Le Jury de Déontologie Publicitaire a été saisi, les 9 et 12 avril 2017, de deux plaintes émanant de particuliers, afin qu’il se prononce sur la conformité aux règles déontologiques en vigueur d’une vidéo publicitaire diffusée par l’annonceur, en faveur de son jeu « Escape game loto ».

Le film publicitaire en cause met en scène un personnage dont on ne voit que les mains, parcourant un appartement en désordre, ouvrant un réfrigérateur ou des placards dans lesquels se trouvent peu de provisions et tenant une enveloppe comportant la mention « Impayé », qu’il jette sur un tas d’autres documents.

Les textes apparaissant en incrustation à l’écran sont « Enfermé dans vos emmerdes ? », « Il y a un moyen pour vous échapper », « Trouver les 6 bons numéros ».

La signature finale est « Unlock your life », traduite par « Sortez de votre routine », accompagnée des mentions : « L’escape game loto » – « Inscrivez-vous sur Messenger » et « Voir règlement sur la page Facebook … ».

2. Les arguments échangés

– Les plaignants expliquent qu’une telle présentation, qui joue sur la situation de grande précarité du protagoniste pour suggérer que le jeu est une façon de s’en sortir, est en contradiction avec les règles de déontologie de l’ARPP, en particulier la Recommandation « Jeux d’Argent » en ses points 1.2.e, 1.4.g et 1.4.i.

Sur le point « 1.2.e Exploiter des sentiments de peur ou de souffrance », l’un des plaignants expose que le personnage apparaît en situation de précarité, accentuée par une mise en scène réaliste cumulant un grand nombre de clichés auxquels de nombreuses personnes peuvent malheureusement s’identifier : réveil difficile, appartement mal rangé, réfrigérateur vide, placard rempli de pâtes et accumulation de factures impayées.

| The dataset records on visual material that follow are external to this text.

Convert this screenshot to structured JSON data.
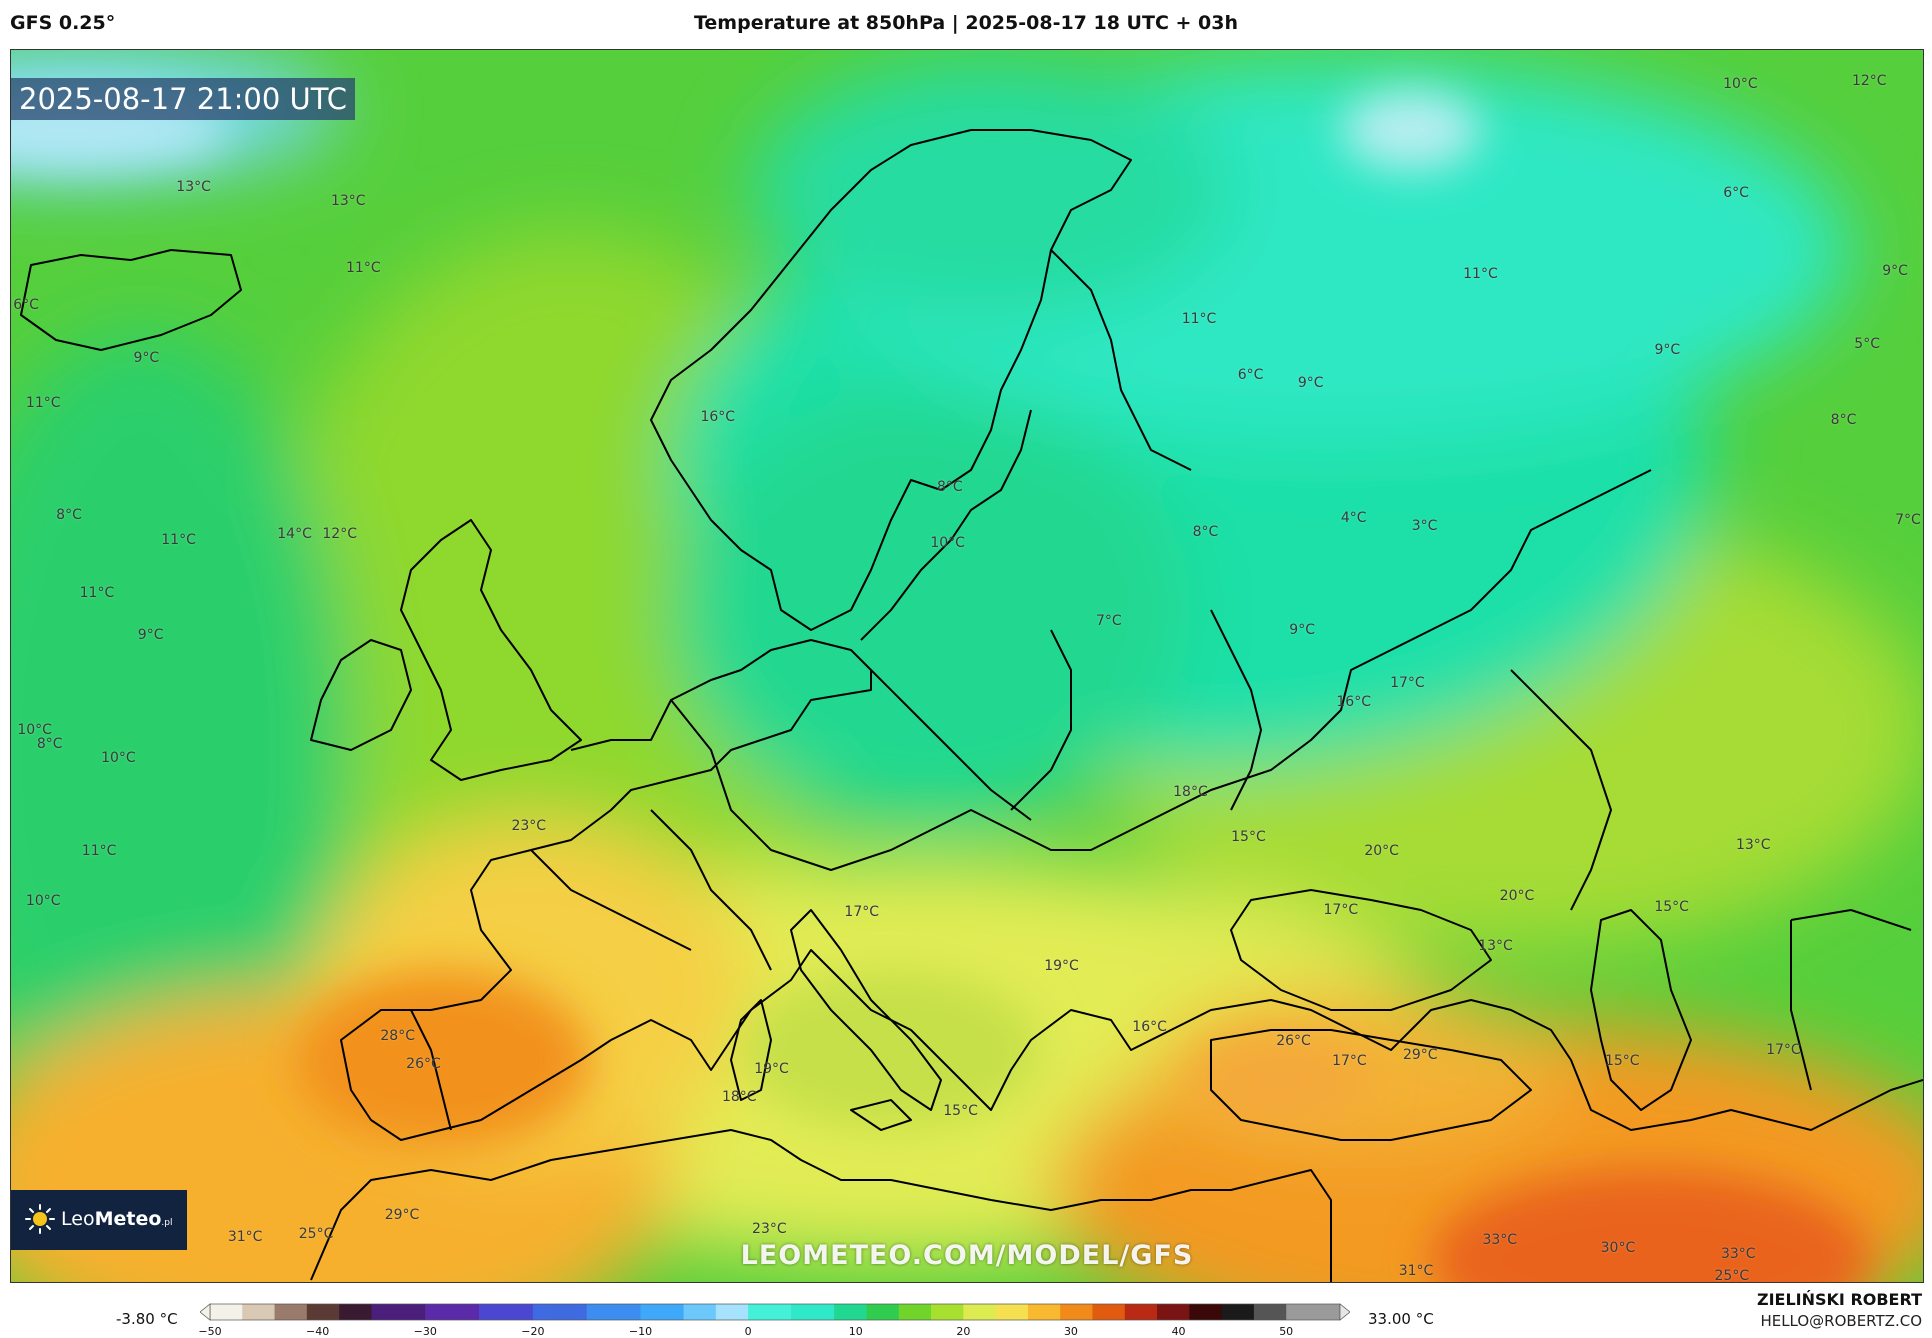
{
  "header": {
    "model": "GFS 0.25°",
    "title": "Temperature at 850hPa | 2025-08-17 18 UTC + 03h"
  },
  "map": {
    "timestamp": "2025-08-17 21:00 UTC",
    "watermark": "LEOMETEO.COM/MODEL/GFS",
    "logo": {
      "brand_light": "Leo",
      "brand_bold": "Meteo",
      "suffix": ".pl"
    },
    "temperature_labels": [
      {
        "text": "10°C",
        "lon": 51.0,
        "lat": 71.8
      },
      {
        "text": "12°C",
        "lon": 57.0,
        "lat": 71.9
      },
      {
        "text": "6°C",
        "lon": 50.8,
        "lat": 67.9
      },
      {
        "text": "11°C",
        "lon": 38.9,
        "lat": 65.0
      },
      {
        "text": "9°C",
        "lon": 58.2,
        "lat": 65.1
      },
      {
        "text": "9°C",
        "lon": 47.6,
        "lat": 62.3
      },
      {
        "text": "5°C",
        "lon": 56.9,
        "lat": 62.5
      },
      {
        "text": "8°C",
        "lon": 55.8,
        "lat": 59.8
      },
      {
        "text": "7°C",
        "lon": 58.8,
        "lat": 56.2
      },
      {
        "text": "3°C",
        "lon": 36.3,
        "lat": 56.0
      },
      {
        "text": "4°C",
        "lon": 33.0,
        "lat": 56.3
      },
      {
        "text": "11°C",
        "lon": 25.8,
        "lat": 63.4
      },
      {
        "text": "6°C",
        "lon": 28.2,
        "lat": 61.4
      },
      {
        "text": "9°C",
        "lon": 31.0,
        "lat": 61.1
      },
      {
        "text": "8°C",
        "lon": 26.1,
        "lat": 55.8
      },
      {
        "text": "9°C",
        "lon": 30.6,
        "lat": 52.3
      },
      {
        "text": "7°C",
        "lon": 21.6,
        "lat": 52.6
      },
      {
        "text": "8°C",
        "lon": 14.2,
        "lat": 57.4
      },
      {
        "text": "10°C",
        "lon": 14.1,
        "lat": 55.4
      },
      {
        "text": "16°C",
        "lon": 3.4,
        "lat": 59.9
      },
      {
        "text": "13°C",
        "lon": -21.0,
        "lat": 68.1
      },
      {
        "text": "13°C",
        "lon": -13.8,
        "lat": 67.6
      },
      {
        "text": "11°C",
        "lon": -13.1,
        "lat": 65.2
      },
      {
        "text": "6°C",
        "lon": -28.8,
        "lat": 63.9
      },
      {
        "text": "9°C",
        "lon": -23.2,
        "lat": 62.0
      },
      {
        "text": "11°C",
        "lon": -28.0,
        "lat": 60.4
      },
      {
        "text": "8°C",
        "lon": -26.8,
        "lat": 56.4
      },
      {
        "text": "11°C",
        "lon": -21.7,
        "lat": 55.5
      },
      {
        "text": "11°C",
        "lon": -25.5,
        "lat": 53.6
      },
      {
        "text": "14°C",
        "lon": -16.3,
        "lat": 55.7
      },
      {
        "text": "12°C",
        "lon": -14.2,
        "lat": 55.7
      },
      {
        "text": "9°C",
        "lon": -23.0,
        "lat": 52.1
      },
      {
        "text": "10°C",
        "lon": -28.4,
        "lat": 48.7
      },
      {
        "text": "8°C",
        "lon": -27.7,
        "lat": 48.2
      },
      {
        "text": "10°C",
        "lon": -24.5,
        "lat": 47.7
      },
      {
        "text": "11°C",
        "lon": -25.4,
        "lat": 44.4
      },
      {
        "text": "10°C",
        "lon": -28.0,
        "lat": 42.6
      },
      {
        "text": "23°C",
        "lon": -5.4,
        "lat": 45.3
      },
      {
        "text": "17°C",
        "lon": 10.1,
        "lat": 42.2
      },
      {
        "text": "28°C",
        "lon": -11.5,
        "lat": 37.8
      },
      {
        "text": "26°C",
        "lon": -10.3,
        "lat": 36.8
      },
      {
        "text": "19°C",
        "lon": 5.9,
        "lat": 36.6
      },
      {
        "text": "18°C",
        "lon": 4.4,
        "lat": 35.6
      },
      {
        "text": "15°C",
        "lon": 14.7,
        "lat": 35.1
      },
      {
        "text": "29°C",
        "lon": -11.3,
        "lat": 31.4
      },
      {
        "text": "31°C",
        "lon": -18.6,
        "lat": 30.6
      },
      {
        "text": "25°C",
        "lon": -15.3,
        "lat": 30.7
      },
      {
        "text": "23°C",
        "lon": 5.8,
        "lat": 30.9
      },
      {
        "text": "19°C",
        "lon": 19.4,
        "lat": 40.3
      },
      {
        "text": "16°C",
        "lon": 23.5,
        "lat": 38.1
      },
      {
        "text": "18°C",
        "lon": 25.4,
        "lat": 46.5
      },
      {
        "text": "15°C",
        "lon": 28.1,
        "lat": 44.9
      },
      {
        "text": "16°C",
        "lon": 33.0,
        "lat": 49.7
      },
      {
        "text": "17°C",
        "lon": 35.5,
        "lat": 50.4
      },
      {
        "text": "20°C",
        "lon": 34.3,
        "lat": 44.4
      },
      {
        "text": "17°C",
        "lon": 32.4,
        "lat": 42.3
      },
      {
        "text": "20°C",
        "lon": 40.6,
        "lat": 42.8
      },
      {
        "text": "13°C",
        "lon": 39.6,
        "lat": 41.0
      },
      {
        "text": "26°C",
        "lon": 30.2,
        "lat": 37.6
      },
      {
        "text": "17°C",
        "lon": 32.8,
        "lat": 36.9
      },
      {
        "text": "29°C",
        "lon": 36.1,
        "lat": 37.1
      },
      {
        "text": "13°C",
        "lon": 51.6,
        "lat": 44.6
      },
      {
        "text": "15°C",
        "lon": 47.8,
        "lat": 42.4
      },
      {
        "text": "17°C",
        "lon": 53.0,
        "lat": 37.3
      },
      {
        "text": "15°C",
        "lon": 45.5,
        "lat": 36.9
      },
      {
        "text": "33°C",
        "lon": 39.8,
        "lat": 30.5
      },
      {
        "text": "30°C",
        "lon": 45.3,
        "lat": 30.2
      },
      {
        "text": "33°C",
        "lon": 50.9,
        "lat": 30.0
      },
      {
        "text": "25°C",
        "lon": 50.6,
        "lat": 29.2
      },
      {
        "text": "31°C",
        "lon": 35.9,
        "lat": 29.4
      }
    ]
  },
  "colorbar": {
    "min_label": "-3.80 °C",
    "max_label": "33.00 °C",
    "ticks": [
      "−50",
      "−40",
      "−30",
      "−20",
      "−10",
      "0",
      "10",
      "20",
      "30",
      "40",
      "50"
    ],
    "tick_values": [
      -50,
      -40,
      -30,
      -20,
      -10,
      0,
      10,
      20,
      30,
      40,
      50
    ],
    "range": [
      -50,
      55
    ],
    "colors": [
      [
        -50,
        "#f4f2e8"
      ],
      [
        -47,
        "#d8c8b4"
      ],
      [
        -44,
        "#9a7a6a"
      ],
      [
        -41,
        "#5a3a32"
      ],
      [
        -38,
        "#3a1a30"
      ],
      [
        -35,
        "#4a1e7a"
      ],
      [
        -30,
        "#5a2aa8"
      ],
      [
        -25,
        "#4a48d0"
      ],
      [
        -20,
        "#3f6ae0"
      ],
      [
        -15,
        "#3d8cf0"
      ],
      [
        -10,
        "#3fa8f8"
      ],
      [
        -6,
        "#6cc8fa"
      ],
      [
        -3,
        "#a6e2fb"
      ],
      [
        0,
        "#44f0d8"
      ],
      [
        4,
        "#2ee8c8"
      ],
      [
        8,
        "#20d890"
      ],
      [
        11,
        "#30cc50"
      ],
      [
        14,
        "#70d42a"
      ],
      [
        17,
        "#a8e030"
      ],
      [
        20,
        "#dcec50"
      ],
      [
        23,
        "#f4e050"
      ],
      [
        26,
        "#f8b830"
      ],
      [
        29,
        "#f08a18"
      ],
      [
        32,
        "#e05a10"
      ],
      [
        35,
        "#b82a14"
      ],
      [
        38,
        "#7a1414"
      ],
      [
        41,
        "#3a0808"
      ],
      [
        44,
        "#1a1a1a"
      ],
      [
        47,
        "#555555"
      ],
      [
        50,
        "#9a9a9a"
      ],
      [
        55,
        "#e6e6e6"
      ]
    ]
  },
  "credits": {
    "author": "ZIELIŃSKI ROBERT",
    "email": "HELLO@ROBERTZ.CO"
  }
}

En créant simultanément un sentiment d’identification et de précarité, cette publicité entend, selon lui, jouer sur la peur du déclassement pour proposer aux joueurs de s’en sortir en leur indiquant qu’ « il y a un moyen de vous échapper ».

Sur le point 1.4.g « Suggérer que le jeu est une façon de régler des difficultés financières, passagèrement ou durablement », ce plaignant estime que les difficultés financières du personnage sont le pilier de cette publicité, laquelle propose explicitement et ostensiblement de trouver une échappatoire à des difficultés financières via le jeu. “Enfermé dans vos emmerdes ?”, “Il y a un moyen de vous échapper”, “Trouver les 6 numéros” sont des messages sans équivoque, qui désignent le jeu d’argent comme un moyen de régler des difficultés financières, à tout le moins passagèrement.

Sur le point 1.4.i « Présenter le jeu comme une activité permettant de gagner sa vie plutôt que comme un divertissement », il ajoute que cette publicité ne prend aucun recul sur l’aspect divertissant que pourrait revêtir le jeu, mais se focalise uniquement sur le fait qu’un gain monétaire pourrait aider à supporter les conséquences de difficultés financières. Le fait de choisir des numéros n’est pas présenté comme un divertissement mais comme “un moyen de vous échapper” en réussissant à gagner sa vie.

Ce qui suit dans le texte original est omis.